No I like our front court.

I just wish we were developing another big like Butler.


----------



## gi0rdun (May 31, 2007)

All Butler is gonna develop is a beard.


----------



## Block (Apr 22, 2007)

The hole at PF is gone, and even if it was still around, Webber is a decrepit old man.


----------



## Yao Mania (Aug 4, 2003)

Deke/Webber/Bonzi/T-Mac/Francis, now that's one helluva line-up.... 5 years ago


----------



## Floods (Oct 25, 2005)

Off the bench Webber would be great for Houston, had his best years in Sacto with Rick Adelman. Too bad you guys already got Chuck Hayes as the PF off the bench (or is it Scola? not positive).


----------



## OneBadLT123 (Oct 4, 2005)

David_Ortiz said:


> Off the bench Webber would be great for Houston, had his best years in Sacto with Rick Adelman.

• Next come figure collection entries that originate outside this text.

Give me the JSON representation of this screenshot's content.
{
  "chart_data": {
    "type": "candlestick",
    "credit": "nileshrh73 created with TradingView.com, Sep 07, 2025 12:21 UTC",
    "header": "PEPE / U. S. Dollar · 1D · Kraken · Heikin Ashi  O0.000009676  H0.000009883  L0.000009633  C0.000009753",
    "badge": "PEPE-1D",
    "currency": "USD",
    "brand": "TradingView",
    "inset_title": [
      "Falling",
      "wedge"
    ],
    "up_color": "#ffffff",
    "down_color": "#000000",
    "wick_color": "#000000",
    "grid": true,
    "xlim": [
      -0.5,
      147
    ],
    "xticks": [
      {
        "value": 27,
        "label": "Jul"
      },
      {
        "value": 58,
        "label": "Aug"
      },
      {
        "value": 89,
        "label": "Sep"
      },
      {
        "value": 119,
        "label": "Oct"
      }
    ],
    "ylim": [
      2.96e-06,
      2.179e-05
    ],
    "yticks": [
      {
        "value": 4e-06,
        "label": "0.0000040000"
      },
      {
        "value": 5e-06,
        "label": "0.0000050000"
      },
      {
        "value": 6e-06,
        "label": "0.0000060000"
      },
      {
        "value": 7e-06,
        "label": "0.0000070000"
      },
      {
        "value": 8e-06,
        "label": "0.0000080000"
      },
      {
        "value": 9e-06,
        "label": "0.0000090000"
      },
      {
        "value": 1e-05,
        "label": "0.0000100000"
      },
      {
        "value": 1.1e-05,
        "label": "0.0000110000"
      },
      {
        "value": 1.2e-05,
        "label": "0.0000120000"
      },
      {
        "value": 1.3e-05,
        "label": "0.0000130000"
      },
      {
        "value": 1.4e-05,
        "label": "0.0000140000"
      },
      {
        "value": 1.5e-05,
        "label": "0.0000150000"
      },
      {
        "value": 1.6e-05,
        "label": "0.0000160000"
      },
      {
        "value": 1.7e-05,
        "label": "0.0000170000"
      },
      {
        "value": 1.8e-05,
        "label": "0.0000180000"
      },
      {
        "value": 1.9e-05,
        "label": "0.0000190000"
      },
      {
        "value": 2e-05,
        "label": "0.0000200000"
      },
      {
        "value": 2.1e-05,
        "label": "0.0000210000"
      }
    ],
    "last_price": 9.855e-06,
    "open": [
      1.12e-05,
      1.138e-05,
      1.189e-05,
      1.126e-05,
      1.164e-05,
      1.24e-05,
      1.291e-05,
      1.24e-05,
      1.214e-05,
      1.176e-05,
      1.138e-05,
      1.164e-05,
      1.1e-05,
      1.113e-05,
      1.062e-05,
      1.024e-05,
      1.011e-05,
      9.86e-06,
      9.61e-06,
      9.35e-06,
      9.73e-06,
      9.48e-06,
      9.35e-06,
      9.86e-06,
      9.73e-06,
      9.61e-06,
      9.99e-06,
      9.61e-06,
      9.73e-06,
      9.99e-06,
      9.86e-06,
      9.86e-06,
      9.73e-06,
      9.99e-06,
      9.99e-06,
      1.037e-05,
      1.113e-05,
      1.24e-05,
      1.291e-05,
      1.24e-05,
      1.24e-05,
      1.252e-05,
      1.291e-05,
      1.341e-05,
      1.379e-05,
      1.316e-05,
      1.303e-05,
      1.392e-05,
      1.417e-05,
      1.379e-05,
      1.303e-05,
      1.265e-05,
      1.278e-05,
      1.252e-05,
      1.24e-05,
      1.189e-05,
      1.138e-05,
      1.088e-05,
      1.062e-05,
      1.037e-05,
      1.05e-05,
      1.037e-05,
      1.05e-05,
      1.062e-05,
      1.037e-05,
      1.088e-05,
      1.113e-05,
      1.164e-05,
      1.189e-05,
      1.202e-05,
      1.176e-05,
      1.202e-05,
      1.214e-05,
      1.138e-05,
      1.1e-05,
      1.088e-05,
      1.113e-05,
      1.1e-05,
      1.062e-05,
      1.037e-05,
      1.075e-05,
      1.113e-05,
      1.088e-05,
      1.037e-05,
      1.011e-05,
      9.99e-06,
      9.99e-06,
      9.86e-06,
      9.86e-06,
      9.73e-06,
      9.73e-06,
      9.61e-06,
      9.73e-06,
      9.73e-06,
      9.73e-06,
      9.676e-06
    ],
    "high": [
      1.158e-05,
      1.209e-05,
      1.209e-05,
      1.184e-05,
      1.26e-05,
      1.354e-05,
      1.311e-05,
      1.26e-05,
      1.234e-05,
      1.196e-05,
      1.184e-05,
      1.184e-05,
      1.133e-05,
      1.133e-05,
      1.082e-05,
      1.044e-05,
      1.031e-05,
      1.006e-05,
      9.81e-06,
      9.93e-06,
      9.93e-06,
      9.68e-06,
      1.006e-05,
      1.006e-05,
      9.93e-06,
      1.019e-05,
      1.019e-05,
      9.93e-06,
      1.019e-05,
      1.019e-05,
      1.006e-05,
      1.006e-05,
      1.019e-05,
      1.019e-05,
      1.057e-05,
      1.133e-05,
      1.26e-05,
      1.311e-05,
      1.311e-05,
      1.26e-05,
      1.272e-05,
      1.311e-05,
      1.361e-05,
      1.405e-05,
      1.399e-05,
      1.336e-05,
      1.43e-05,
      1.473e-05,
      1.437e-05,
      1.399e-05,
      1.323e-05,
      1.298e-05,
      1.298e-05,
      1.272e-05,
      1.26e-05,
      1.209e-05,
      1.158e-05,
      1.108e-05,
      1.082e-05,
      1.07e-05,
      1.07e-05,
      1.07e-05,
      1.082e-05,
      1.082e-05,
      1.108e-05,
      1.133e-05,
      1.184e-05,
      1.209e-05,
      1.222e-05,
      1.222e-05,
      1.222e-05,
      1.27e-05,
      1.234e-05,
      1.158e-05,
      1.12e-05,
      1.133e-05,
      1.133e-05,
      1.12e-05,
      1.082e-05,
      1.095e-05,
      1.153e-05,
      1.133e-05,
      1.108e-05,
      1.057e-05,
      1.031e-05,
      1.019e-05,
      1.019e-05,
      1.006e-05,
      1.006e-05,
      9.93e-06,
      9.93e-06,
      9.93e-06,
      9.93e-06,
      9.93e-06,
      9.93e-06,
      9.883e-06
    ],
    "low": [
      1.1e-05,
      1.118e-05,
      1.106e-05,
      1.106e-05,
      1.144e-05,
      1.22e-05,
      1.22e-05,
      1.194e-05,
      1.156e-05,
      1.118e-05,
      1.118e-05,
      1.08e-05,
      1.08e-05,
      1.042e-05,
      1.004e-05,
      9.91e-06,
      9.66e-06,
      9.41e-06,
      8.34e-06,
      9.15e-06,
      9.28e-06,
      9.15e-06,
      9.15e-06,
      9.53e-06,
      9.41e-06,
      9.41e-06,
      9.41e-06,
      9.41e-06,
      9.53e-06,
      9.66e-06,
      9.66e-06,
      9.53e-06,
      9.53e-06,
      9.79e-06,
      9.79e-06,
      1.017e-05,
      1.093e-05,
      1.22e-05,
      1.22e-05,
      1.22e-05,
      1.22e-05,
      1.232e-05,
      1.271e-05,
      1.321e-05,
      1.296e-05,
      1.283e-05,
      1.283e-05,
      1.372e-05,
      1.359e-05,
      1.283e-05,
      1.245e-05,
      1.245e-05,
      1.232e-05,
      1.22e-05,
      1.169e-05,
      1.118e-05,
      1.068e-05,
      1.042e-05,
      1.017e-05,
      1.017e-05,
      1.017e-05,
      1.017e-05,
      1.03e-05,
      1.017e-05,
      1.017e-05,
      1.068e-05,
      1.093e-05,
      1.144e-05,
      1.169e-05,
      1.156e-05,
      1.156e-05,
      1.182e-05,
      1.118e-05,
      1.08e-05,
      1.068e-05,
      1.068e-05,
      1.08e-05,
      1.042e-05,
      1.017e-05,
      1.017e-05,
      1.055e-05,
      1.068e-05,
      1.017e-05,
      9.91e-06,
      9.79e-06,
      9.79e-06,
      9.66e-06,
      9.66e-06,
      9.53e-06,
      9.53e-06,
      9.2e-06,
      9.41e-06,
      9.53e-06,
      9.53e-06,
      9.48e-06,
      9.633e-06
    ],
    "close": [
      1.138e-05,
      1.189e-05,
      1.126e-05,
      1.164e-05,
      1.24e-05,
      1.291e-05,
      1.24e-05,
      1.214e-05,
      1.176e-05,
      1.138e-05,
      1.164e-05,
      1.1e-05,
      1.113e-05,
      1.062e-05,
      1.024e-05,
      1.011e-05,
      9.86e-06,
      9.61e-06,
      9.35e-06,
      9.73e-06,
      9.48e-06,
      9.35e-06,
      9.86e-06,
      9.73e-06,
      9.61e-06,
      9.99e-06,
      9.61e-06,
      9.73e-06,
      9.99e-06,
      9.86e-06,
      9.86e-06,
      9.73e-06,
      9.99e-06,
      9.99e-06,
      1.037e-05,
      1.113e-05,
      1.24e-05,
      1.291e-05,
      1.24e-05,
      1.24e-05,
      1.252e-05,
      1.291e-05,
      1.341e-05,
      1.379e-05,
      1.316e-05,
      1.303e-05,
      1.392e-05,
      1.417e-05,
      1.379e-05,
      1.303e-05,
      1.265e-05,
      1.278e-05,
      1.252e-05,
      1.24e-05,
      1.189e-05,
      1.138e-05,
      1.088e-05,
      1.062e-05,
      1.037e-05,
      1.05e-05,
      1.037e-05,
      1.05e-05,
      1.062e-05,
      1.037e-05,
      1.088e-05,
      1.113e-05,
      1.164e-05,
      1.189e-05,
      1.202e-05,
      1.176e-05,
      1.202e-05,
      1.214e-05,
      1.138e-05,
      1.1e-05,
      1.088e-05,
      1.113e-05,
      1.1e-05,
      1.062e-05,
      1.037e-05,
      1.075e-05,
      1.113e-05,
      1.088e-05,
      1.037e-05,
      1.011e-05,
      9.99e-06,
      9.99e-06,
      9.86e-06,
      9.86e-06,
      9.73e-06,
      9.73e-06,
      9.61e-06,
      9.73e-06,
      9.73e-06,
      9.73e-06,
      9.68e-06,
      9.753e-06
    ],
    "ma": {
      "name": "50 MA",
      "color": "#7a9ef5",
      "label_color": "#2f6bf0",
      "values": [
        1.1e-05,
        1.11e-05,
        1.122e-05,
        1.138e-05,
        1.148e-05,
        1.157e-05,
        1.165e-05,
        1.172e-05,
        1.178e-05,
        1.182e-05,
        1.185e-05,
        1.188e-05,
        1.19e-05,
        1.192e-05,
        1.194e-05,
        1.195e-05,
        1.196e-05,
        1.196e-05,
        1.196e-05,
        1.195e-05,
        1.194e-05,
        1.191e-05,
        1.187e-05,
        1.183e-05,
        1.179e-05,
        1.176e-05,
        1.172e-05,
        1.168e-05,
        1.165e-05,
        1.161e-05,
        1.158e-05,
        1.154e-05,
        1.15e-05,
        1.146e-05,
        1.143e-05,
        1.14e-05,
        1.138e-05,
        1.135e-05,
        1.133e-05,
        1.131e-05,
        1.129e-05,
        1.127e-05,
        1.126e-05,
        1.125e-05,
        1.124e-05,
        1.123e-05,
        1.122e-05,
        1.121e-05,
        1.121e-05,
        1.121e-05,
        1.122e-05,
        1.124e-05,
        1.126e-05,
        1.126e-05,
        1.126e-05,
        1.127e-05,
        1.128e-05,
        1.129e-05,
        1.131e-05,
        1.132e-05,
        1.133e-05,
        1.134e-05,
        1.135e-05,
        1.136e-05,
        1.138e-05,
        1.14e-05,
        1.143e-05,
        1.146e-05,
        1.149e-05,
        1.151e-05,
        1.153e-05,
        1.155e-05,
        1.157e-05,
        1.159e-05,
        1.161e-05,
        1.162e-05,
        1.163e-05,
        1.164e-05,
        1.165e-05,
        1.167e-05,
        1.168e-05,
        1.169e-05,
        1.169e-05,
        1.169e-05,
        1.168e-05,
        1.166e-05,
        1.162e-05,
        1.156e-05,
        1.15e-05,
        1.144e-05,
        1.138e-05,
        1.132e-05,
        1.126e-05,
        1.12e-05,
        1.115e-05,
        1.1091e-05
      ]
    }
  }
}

Too bad you guys already got Chuck Hayes as the PF off the bench (or is it Scola? not positive).


yeah we got scola. I really do wonder what Webber would bring to this team though. Oh well.


----------



## Floods (Oct 25, 2005)

So Scola's off the bench and Hayes starts?


----------



## OneBadLT123 (Oct 4, 2005)

David_Ortiz said:


> So Scola's off the bench and Hayes starts?


yep :biggrin:


----------



## Floods (Oct 25, 2005)

Sounds stupid to me to whatev


----------



## lingi1206 (Jun 2, 2006)

giordun said:


> All Butler is gonna develop is a beard.


haha true that. man do people still have hopes for butler i don't see how he can be good even if we keep him for 10yrs


----------



## jworth (Feb 17, 2006)

We don't need Webber. We just need to let Chuck play solid, hard-nosed ball and allow Luis to develop into a strong NBA player.


----------